木下古栗「天使たちの野合」が『変愛小説集 日本作家編』文庫版から削除されているのは講談社とトラブったため?

木下古栗は単著に収録されてない短編小説が大量にあるのだけれど、その1つが岸本佐知子編『変愛小説集 日本作家編』(講談社、2014年)に収録されている「天使たちの野合」だ。なのだけど、この短編、実は文庫版では未収録となっている。編者の岸本佐知子曰く「文庫化に際して、一部再録のかなわなかった作品がある」(岸本佐知子「文庫版あとがき」『変愛小説集 日本作家編』講談社文庫、2018年、p.286)とのこと。

でまあどうせ古栗のことなんだからくだらない下ネタ書いてカットになったんだろ、と思った方もいるかも知れないが、「天使たちの野合」は古栗の中でも比較的下ネタの少ない小説である。また岸本佐知子もけっこうな古栗ファンで『金を払うから素手で殴らせてくれないか?』の帯文まで書いているため、編者の意向などで未収録というのは考えづらい。なので、この事実を知ったときからずっと不思議だなーと思っていた。


だが最近、偶然にもその真相っぽいものを発見した。『UOMO』というファッション雑誌で連載されている古栗のエッセイ「木下古栗のカルチャー×食」のVol.22(『UOMO』2019年10月号)で、古栗がある文芸誌の編集長および編集者とトラブルがあったことを告白しているのだ。その編集者には、自作をまともに読んでもらえずボツにされ、挙げ句ちゃんとしたボツ理由の説明すらしてもらえないといった、問題のある対応をされたとのこと。最終的に「この会社の文芸書は長らく読んでおらず、今後も一切読むことはない。それ以外の本も古本・図書館で済ませている」(木下古栗「木下古栗のカルチャー×食」Vol.22『UOMO』2019年10月号、p.197)とまで言っているので、確執は相当なものなのだろう。
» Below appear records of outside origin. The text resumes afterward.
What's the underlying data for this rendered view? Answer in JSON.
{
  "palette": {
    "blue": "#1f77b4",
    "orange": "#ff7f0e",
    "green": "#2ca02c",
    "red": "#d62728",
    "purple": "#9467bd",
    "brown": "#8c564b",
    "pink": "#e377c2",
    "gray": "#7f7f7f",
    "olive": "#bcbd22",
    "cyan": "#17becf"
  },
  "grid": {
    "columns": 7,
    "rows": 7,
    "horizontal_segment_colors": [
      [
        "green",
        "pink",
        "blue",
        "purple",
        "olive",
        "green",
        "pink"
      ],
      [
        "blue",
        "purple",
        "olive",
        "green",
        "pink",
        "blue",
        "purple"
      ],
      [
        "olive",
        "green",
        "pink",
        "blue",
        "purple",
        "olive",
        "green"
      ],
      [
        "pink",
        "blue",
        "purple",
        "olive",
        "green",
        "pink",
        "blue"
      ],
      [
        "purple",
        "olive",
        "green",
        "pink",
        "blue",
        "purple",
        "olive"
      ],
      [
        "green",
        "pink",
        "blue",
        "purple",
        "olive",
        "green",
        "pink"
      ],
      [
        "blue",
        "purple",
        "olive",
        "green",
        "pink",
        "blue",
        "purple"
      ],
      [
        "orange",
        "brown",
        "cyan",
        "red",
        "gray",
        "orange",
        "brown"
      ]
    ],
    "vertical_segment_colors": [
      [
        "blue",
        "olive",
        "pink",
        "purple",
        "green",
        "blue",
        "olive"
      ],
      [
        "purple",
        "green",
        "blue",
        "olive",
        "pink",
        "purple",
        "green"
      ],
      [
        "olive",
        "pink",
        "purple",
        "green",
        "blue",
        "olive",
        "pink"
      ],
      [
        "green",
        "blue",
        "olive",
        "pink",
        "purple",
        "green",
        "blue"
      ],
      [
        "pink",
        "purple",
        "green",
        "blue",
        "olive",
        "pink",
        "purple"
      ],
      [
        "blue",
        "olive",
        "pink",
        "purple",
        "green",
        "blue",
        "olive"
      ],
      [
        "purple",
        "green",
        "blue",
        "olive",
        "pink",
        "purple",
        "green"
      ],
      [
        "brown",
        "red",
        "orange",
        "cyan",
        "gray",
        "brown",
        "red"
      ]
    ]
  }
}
エッセイの中で、古栗は具体的な出版社名を挙げてはいない。だが、作品リストを眺めているとある程度想像はつく。まず、現在も連載を持っている集英社の『すばる』と、このエッセイよりも後に『サピエンス前戯』を刊行している河出書房新社の『文藝』ではない。5大文芸誌だと残りは『文學界』『新潮』『群像』だが、『文學界』と『新潮』はそれぞれ1度しか作品を載せておらず、可能性はあるが特に不自然というわけでもない。

では『群像』はというと、これがめちゃくちゃ不自然なのである。『群像』は古栗に新人賞を与えた雑誌であるにもかかわらず、2016年4月刊行のアンソロジー『文学2016』以降、古栗は1度も講談社の本に文章を書いていない。また、古栗人気が徐々に高まってきており、ある程度の稼ぎは見込める作家であると思われるのに、『いい女vsいい女』は絶版、『金を払うから素手で殴らせてくれないか?』は文庫化せず、『群像』初出で単著未収録の作品が6作もある。そしてとどめに『変愛小説集 日本作家編』文庫版での「天使たちの野合」未収録。

これもう講談社とトラブっただろ、と言い切ってしまいたいが、一応確実な証拠があるわけではない。なので、みなさんも「木下古栗のカルチャー×食」を読んだ上で自分で判断してください。